Taxpayers who owe the Internal Revenue Service (IRS) know that their total balance owed includes tax, penalties, and interest. As many creditors do, the IRS charges penalties and interest on funds owed to them past the “due date.” To the government, taxes are always due on or before the original filing deadline, without extensions. For example, in a normal year (without a pandemic), April 15th is the due date for filing returns and paying the taxes due on Form 1040 (Individual Income Tax Return).

Many taxpayers use the option the IRS offers to request an automatic extension of extra time to file tax returns. This gives until October 15th of the same year to file the current return that’s due. Unfortunately, this is only an extension of time to file, not to pay the tax. While the IRS states that taxpayers need to pay the amount they will owe on that year’s return with their extension requests, many people find that this isn’t possible.

It’s important to know that the IRS charges Failure to Pay penalties for any tax that hasn’t been paid in full by the original due date. The farther past due the tax is, the higher the penalty is. Since our tax system works on “pay-as-you-earn” system, the IRS always assumes that if a person has earned money, they have the ability to pay the tax owed on that income. Penalties are also charged for tax returns filed after the due date (including extensions granted by any timely filed requests).

One of the most common reasons people don’t remit payments with their extensions, aside from not knowing that they need to, is lack of funds. Fortunately, penalty relief is available for those who can establish that they had valid reasons for not paying the tax when it was due and/or filing their return(s) on time, in the form of a Penalty Abatement (abbreviated “PA”).

When the IRS decides whether to abate penalties from a taxpayer’s account, “reasonable cause” is always considered. IRS reasonable cause criteria, used to evaluate each taxpayer’s request, include but are not limited to:

  • Whether the taxpayer exercised ordinary business care and prudence. The IRS understands that unpredictable things sometimes happen, but they first need to confirm that if the extenuating event(s) hadn’t happened, the taxpayer would have paid their taxes on time, in full.
  • Death, serious illness, or unavoidable absence of the taxpayer or a member of the taxpayer’s immediate family. Death and illness are fairly self-explanatory. “Unavoidable absence” can include being out of the country, being incarcerated, or even being involved in an ill-timed traumatic event. Pop culture examples would include those who were directly affected by the sinking of the Titanic (which hit an iceberg on April 14, 1912 and sank early in the morning of April 15th) and the 3 astronauts stranded and fighting for their lives above the planet in the Apollo 13 disaster (which launched April 11, 1970 and landed back on Earth on April 17th). Based on the real situation, one of the characters in the movie even makes mention of needing to file an extension!
  • Fire, casualty, natural disaster (hurricane, flood, tornado, etc.), or other disturbance / official disaster area. A taxpayer impacted by these situations may be in need of necessities – food, clothing, shelter, etc. – and not be able to deal with less urgent tasks, like getting taxes prepared. If they can document that they were affected by natural disasters or other qualifying events described above, they can use this as the foundation for a PA. Sometimes this goes hand in hand with other, less-often used abatement criteria, like “unable to obtain records,” if those items were damaged or destroyed in the disaster. Affected persons in official, federally declared disaster areas will typically be granted extra time to file returns and/or make payments that would ordinarily be due in the near future, without the need to make a special request for these extensions.
  • Undue hardship. The IRS definition of “hardship” probably doesn’t match any definition that most of us know. They don’t look at whether we can afford to feed our families; lack of funds is not a reasonable cause to the IRS. To be successful at getting penalties abated under “hardship,” one needs to prove that monies that were available to pay the tax were instead spent to preserve the taxpayer’s ability to maintain their livelihood.
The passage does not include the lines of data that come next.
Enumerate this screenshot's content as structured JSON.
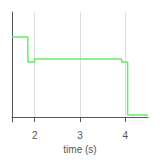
{
  "chart_data": {
    "type": "line",
    "xlabel": "time (s)",
    "x": [
      1.5,
      1.85,
      1.85,
      2.0,
      2.0,
      3.92,
      3.92,
      4.05,
      4.05,
      4.5
    ],
    "values": [
      0.8,
      0.8,
      0.55,
      0.55,
      0.58,
      0.58,
      0.55,
      0.55,
      0.02,
      0.02
    ],
    "color": "#66ee66",
    "xlim": [
      1.5,
      4.5
    ],
    "xticks": [
      2,
      3,
      4
    ],
    "ylim": [
      -0.05,
      1.05
    ],
    "yticks": [],
    "grid": true,
    "tick_labels": "x"
  }
}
An example of this features an uninsured, self-employed truck driver who had funds set aside to pay their taxes but unfortunately, suffered an injury to their eye. If they spent the money to treat their injury and preserve their vision, they wouldn’t also be able to pay their taxes when due; untreated, the injury would prevent them from working in the future. They were unable to comply with the payment requirement at that time, but paid the tax later.
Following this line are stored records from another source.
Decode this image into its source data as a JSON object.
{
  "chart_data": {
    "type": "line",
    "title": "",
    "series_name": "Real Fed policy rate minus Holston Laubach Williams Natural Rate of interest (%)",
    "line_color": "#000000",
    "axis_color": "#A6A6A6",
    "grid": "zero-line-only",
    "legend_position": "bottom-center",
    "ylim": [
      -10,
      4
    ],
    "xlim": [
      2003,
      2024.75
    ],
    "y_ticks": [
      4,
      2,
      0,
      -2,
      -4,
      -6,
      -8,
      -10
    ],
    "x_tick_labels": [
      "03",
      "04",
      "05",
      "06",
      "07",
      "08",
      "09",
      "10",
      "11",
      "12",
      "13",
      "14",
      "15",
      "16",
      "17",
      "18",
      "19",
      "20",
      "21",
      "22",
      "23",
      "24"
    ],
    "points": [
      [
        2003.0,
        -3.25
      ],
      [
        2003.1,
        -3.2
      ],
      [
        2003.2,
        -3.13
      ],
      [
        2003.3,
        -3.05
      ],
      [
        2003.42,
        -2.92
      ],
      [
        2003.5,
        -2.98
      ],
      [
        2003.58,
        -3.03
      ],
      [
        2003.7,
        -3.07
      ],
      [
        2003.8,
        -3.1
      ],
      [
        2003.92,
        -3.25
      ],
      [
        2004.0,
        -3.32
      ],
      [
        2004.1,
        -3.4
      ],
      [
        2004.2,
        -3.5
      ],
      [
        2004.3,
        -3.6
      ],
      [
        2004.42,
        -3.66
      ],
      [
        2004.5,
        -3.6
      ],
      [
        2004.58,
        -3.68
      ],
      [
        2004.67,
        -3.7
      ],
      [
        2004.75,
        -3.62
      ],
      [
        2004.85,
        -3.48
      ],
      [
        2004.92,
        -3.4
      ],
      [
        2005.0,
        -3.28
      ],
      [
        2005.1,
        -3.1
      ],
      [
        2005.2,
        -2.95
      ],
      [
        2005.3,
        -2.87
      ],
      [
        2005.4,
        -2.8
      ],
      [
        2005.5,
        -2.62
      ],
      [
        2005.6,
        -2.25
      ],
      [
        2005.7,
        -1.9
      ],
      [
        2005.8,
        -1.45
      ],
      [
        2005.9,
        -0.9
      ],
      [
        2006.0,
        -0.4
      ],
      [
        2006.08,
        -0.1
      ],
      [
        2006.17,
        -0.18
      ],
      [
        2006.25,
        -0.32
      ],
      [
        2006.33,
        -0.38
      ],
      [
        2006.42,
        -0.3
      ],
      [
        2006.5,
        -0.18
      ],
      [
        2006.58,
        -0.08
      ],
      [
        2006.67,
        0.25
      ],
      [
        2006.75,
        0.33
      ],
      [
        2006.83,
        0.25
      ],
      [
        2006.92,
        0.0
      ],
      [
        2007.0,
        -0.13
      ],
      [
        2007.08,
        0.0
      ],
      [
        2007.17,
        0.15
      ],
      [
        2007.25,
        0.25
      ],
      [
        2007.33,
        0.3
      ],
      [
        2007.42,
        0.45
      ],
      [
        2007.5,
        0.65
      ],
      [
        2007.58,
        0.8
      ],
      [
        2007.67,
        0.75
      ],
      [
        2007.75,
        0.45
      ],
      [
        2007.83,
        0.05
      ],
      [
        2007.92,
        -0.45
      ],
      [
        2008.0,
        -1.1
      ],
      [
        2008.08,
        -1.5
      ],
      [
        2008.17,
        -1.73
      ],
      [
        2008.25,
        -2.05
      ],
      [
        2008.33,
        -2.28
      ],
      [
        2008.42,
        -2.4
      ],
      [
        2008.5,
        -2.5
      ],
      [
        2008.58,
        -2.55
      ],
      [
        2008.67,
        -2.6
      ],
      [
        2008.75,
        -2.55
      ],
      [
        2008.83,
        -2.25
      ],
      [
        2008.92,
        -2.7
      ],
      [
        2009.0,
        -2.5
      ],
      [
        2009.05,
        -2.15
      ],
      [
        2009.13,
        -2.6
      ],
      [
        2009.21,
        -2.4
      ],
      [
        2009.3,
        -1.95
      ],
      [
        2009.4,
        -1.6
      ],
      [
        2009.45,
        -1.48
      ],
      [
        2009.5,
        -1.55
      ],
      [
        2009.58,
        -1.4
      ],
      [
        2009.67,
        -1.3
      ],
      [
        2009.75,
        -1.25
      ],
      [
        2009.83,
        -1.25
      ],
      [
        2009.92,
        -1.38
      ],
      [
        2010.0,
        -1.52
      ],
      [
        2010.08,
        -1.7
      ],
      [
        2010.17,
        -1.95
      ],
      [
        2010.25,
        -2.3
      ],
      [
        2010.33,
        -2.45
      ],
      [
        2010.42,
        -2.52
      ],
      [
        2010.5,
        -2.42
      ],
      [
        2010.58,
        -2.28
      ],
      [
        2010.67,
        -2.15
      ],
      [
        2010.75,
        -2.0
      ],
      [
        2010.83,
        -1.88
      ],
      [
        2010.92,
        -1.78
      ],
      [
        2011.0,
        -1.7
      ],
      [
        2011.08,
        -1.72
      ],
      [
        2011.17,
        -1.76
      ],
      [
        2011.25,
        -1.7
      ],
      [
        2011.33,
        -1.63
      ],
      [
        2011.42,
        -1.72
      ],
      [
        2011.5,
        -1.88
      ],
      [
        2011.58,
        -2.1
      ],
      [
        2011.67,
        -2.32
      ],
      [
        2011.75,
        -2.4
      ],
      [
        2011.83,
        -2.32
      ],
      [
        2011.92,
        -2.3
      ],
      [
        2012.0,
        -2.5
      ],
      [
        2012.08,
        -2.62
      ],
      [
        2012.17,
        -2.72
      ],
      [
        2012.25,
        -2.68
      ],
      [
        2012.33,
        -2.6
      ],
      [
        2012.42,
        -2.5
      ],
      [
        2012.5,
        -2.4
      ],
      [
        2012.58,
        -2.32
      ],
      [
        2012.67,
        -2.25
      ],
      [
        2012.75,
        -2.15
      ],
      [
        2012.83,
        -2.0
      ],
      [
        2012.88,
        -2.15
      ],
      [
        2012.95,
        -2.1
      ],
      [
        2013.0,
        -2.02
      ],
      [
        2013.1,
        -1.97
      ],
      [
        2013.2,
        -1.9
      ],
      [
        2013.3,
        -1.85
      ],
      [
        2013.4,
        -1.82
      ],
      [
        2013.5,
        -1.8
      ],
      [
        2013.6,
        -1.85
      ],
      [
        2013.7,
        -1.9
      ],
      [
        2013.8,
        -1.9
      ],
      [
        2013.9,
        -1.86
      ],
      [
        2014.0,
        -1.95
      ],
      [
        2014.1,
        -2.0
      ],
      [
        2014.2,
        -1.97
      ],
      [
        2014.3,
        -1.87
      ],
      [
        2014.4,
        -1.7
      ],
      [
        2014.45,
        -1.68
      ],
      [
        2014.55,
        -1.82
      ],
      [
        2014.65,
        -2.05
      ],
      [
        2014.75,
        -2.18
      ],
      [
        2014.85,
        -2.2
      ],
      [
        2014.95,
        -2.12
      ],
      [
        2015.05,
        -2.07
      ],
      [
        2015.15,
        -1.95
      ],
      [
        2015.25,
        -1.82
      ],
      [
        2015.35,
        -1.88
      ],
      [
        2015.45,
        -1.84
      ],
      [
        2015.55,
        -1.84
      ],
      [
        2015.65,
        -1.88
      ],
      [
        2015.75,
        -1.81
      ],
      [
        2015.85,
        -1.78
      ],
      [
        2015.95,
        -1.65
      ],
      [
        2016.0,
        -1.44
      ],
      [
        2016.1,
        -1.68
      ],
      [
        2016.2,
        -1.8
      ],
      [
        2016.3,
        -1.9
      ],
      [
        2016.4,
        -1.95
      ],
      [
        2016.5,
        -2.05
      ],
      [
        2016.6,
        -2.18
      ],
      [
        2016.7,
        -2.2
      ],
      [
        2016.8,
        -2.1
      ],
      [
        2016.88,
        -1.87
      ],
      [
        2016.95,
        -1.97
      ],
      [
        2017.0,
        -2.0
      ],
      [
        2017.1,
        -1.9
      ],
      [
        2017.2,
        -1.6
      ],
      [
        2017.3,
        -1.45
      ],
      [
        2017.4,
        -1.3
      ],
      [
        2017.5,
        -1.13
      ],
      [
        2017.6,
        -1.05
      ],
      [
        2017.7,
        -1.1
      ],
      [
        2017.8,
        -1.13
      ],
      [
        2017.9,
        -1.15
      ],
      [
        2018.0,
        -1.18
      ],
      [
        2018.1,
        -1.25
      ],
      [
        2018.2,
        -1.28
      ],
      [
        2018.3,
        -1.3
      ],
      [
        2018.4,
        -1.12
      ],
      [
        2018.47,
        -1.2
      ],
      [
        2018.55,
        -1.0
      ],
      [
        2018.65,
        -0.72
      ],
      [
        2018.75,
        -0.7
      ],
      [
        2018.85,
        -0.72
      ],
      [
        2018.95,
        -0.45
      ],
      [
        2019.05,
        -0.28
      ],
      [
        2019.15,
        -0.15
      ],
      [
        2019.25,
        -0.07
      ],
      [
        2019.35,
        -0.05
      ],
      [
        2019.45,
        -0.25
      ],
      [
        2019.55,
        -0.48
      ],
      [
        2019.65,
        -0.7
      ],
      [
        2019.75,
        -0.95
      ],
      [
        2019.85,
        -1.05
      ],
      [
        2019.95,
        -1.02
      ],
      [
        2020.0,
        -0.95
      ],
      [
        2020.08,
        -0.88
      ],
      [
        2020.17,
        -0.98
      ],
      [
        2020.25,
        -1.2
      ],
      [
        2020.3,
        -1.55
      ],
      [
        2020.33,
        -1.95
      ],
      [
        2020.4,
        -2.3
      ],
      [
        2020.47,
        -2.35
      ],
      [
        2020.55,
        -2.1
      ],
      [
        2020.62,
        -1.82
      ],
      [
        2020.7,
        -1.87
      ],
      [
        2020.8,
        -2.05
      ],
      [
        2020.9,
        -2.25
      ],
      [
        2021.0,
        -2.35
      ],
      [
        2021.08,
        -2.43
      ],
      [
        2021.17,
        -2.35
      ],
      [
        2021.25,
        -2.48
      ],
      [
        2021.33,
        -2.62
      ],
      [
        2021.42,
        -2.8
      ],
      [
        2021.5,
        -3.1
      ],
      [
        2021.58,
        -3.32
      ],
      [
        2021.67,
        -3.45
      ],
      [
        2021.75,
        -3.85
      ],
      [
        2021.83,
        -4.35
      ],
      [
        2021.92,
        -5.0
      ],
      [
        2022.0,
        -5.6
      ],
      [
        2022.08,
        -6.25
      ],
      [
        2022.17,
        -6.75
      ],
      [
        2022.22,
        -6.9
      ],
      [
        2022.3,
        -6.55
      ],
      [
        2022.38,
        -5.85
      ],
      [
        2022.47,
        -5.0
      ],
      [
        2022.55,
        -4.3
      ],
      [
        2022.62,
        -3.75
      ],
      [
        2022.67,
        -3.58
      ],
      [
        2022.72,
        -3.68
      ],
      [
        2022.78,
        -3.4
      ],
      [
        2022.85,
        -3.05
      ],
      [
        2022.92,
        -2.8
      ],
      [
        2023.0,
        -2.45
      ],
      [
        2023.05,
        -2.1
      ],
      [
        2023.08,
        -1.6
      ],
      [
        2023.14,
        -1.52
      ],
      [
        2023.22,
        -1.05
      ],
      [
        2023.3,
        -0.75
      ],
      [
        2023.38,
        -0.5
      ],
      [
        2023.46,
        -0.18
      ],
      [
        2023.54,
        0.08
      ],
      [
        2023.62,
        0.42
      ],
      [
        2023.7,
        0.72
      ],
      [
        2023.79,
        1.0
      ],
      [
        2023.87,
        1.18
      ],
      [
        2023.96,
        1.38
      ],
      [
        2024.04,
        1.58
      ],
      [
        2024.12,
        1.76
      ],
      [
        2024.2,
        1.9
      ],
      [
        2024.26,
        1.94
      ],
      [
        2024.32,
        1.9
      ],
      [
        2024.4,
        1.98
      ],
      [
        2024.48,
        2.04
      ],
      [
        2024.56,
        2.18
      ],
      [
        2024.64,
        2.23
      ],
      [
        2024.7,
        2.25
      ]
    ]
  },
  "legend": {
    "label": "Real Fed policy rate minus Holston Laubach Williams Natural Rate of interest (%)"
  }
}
When a taxpayer or tax professional prepares a written PA, they should use as many of the reasonable causes as apply to the taxpayer. They should also include as much documentation as is available to support the events they described. For example, if a medical situation is listed as a reason the taxpayer filed late or couldn’t pay the balance due on time, provide copies of medical records that clearly show the timeframe that the taxpayer was out of commission, or the out-of-pocket cost of the necessary medical care that they paid at the time instead of paying their taxes.
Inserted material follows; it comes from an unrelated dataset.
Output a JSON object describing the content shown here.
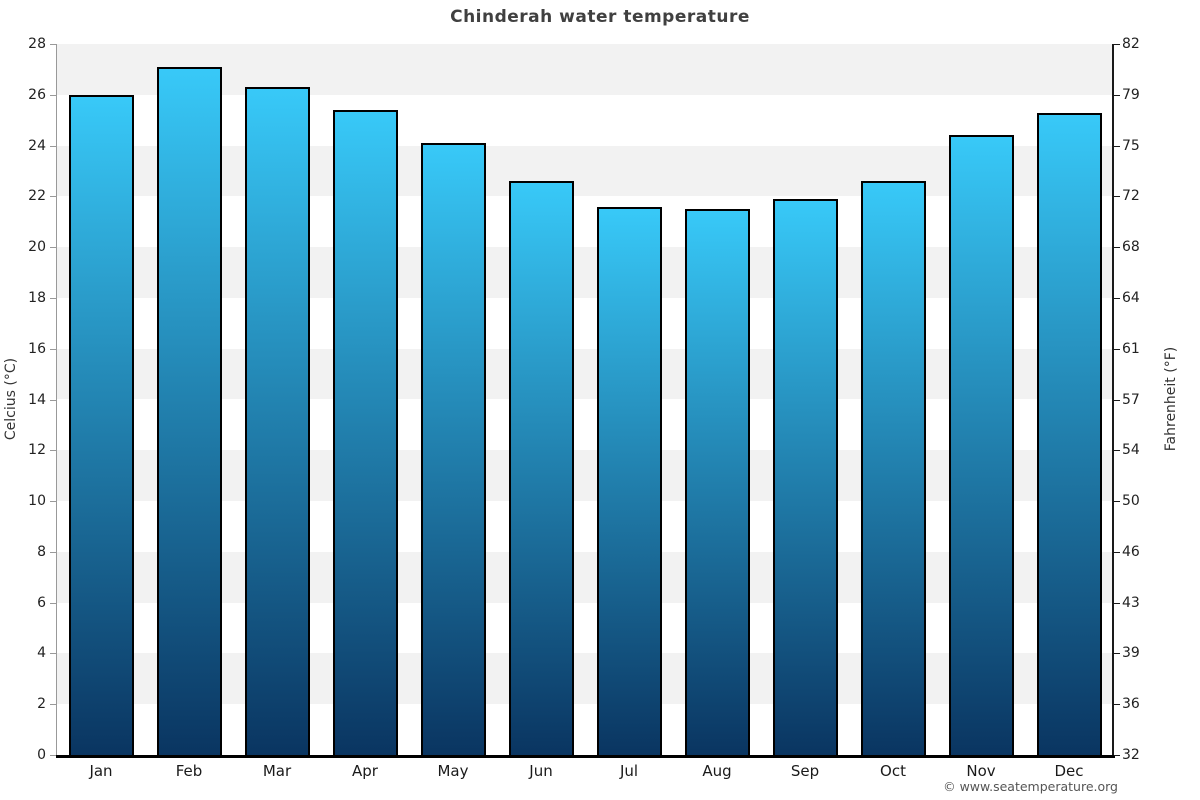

During review, IRS looks at how the qualifying event(s) directly affected the taxpayer during the tax year in which the income was earned and/or around the time that the tax return was due. They also consider whether the taxpayer has since fixed the problems that led to them owing and/or filing returns late. If they decide that an excessive period of time passed between the qualifying event and the time that the issue was addressed (return filed or tax paid), they may still deny the request.